Brian’s experience highlights a deeper problem: AI tools, depending on how they are designed, can perpetuate, reinforce, or even widen existing gender gaps. AI is about data, but most of the data is biased, explains Dr Almaz Yohannis Mbathi, a lecturer at the Department of Computing and Informatics at the University of Nairobi.

But these technologies, which allow computers to perform complex tasks faster than humans, are also quickly transferring the masculinities embedded in datasets back into human society.

Genevieve Smith, associate director at the Center for Equity, Gender and Leadership at UC Berkeley Haas School of Business, and her colleague Ishita Rustagi, a business strategies and operations analyst at the same centre, put it plainly in a 2021 article: “AI systems are biased because they are human creations. Who makes decisions informing AI systems and who is on the team developing AI systems shapes their development.”

Yet women remain a minority in this field. According to the World Economic Forum, the tech workforce is still male-dominated, with women holding only a quarter of all tech jobs and a small fraction of leadership roles.

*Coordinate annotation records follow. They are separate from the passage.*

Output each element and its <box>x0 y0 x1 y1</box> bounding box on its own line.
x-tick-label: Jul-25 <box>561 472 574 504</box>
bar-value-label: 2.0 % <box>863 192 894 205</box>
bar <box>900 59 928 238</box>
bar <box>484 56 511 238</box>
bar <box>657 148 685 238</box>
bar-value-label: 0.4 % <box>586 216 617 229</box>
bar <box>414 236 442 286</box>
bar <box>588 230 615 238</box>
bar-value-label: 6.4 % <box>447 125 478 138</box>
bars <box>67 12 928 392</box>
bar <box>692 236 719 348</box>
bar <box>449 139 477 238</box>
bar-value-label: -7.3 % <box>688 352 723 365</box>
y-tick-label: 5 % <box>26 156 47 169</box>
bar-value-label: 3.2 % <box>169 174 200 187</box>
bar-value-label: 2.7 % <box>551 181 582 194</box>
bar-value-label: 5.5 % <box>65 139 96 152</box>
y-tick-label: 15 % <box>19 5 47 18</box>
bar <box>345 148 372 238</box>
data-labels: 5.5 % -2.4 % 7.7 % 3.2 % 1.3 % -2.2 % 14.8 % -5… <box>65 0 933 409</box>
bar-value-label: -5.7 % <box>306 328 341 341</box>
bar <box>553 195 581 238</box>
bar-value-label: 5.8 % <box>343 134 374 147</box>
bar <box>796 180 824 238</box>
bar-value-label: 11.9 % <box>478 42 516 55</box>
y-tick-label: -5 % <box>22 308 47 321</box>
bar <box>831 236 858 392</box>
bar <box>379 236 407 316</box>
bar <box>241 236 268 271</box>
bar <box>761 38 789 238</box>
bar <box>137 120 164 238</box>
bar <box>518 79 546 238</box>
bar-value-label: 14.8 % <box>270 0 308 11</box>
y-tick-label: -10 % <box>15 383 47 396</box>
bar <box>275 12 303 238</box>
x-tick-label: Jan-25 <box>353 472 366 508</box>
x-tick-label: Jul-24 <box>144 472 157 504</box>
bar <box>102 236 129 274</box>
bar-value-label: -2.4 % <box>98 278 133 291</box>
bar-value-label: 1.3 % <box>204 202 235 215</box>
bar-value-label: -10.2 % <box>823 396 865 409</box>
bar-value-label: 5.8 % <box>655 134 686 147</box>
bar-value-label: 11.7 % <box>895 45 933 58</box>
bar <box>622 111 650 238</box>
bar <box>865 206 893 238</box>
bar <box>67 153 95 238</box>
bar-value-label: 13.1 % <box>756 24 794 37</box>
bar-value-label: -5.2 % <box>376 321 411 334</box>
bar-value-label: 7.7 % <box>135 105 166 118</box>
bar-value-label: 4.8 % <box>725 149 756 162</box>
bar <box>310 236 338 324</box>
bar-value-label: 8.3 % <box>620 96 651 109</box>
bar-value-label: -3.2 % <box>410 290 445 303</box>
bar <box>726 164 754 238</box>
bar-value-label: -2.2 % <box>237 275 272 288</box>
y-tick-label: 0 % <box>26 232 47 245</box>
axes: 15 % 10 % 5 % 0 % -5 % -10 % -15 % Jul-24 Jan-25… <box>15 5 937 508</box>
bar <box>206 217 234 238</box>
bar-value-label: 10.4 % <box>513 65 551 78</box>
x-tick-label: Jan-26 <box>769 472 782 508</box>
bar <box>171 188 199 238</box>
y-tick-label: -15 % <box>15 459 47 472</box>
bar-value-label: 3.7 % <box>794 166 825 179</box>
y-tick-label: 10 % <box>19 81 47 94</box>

The gender bias is also evident in the outcomes of AI systems. The Berkeley Haas Center tracked 133 publicly available cases of AI bias across industries between 1988 and 2021. Their analysis found that 44.2 per cent demonstrate gender bias, while 25.7 per cent exhibit both gender and racial bias.

Genevieve and Ishita note in their article that humans generate, collect and label the data fed into AI systems. They also decide the datasets, variables and rules that algorithms learn from. As a result, any bias at these stages becomes embedded in AI.

Scientists say the solution lies in feeding AI systems with gender-sensitive datasets curated by professionals who are cautious of gender bias. “The only way we can overcome that is through awareness, mentorship for women, and creating content for Africa specifically,” Dr Mbathi suggests.

“For instance, if you ask AI to show you a woman walking down the street, it shows you a white woman, not a black woman. That’s because of the data it has. Unless we are intentional, AI will keep ignoring women, minorities, and the Global South.”

Her concerns echo those of Zinnya del Villar, Director of Data, Technology, and Innovation at Data-Pop Alliance, in an interview with UN Women. “To reduce gender bias in AI, it’s crucial that the data used to train AI systems is diverse and represents all genders, races, and communities,” stresses Zinnya.

“This means actively selecting data that reflects different social backgrounds, cultures and roles, while removing historical biases, such as those that associate specific jobs or traits with one gender.”

Zinnya says the solution also depends on the diversity of teams developing the systems. “AI systems should be created by development teams that include people of different genders, races, ages, abilities, and cultural backgrounds. This brings a wide range of perspectives into the process and helps reduce blind spots that can lead to biased AI systems,” she says.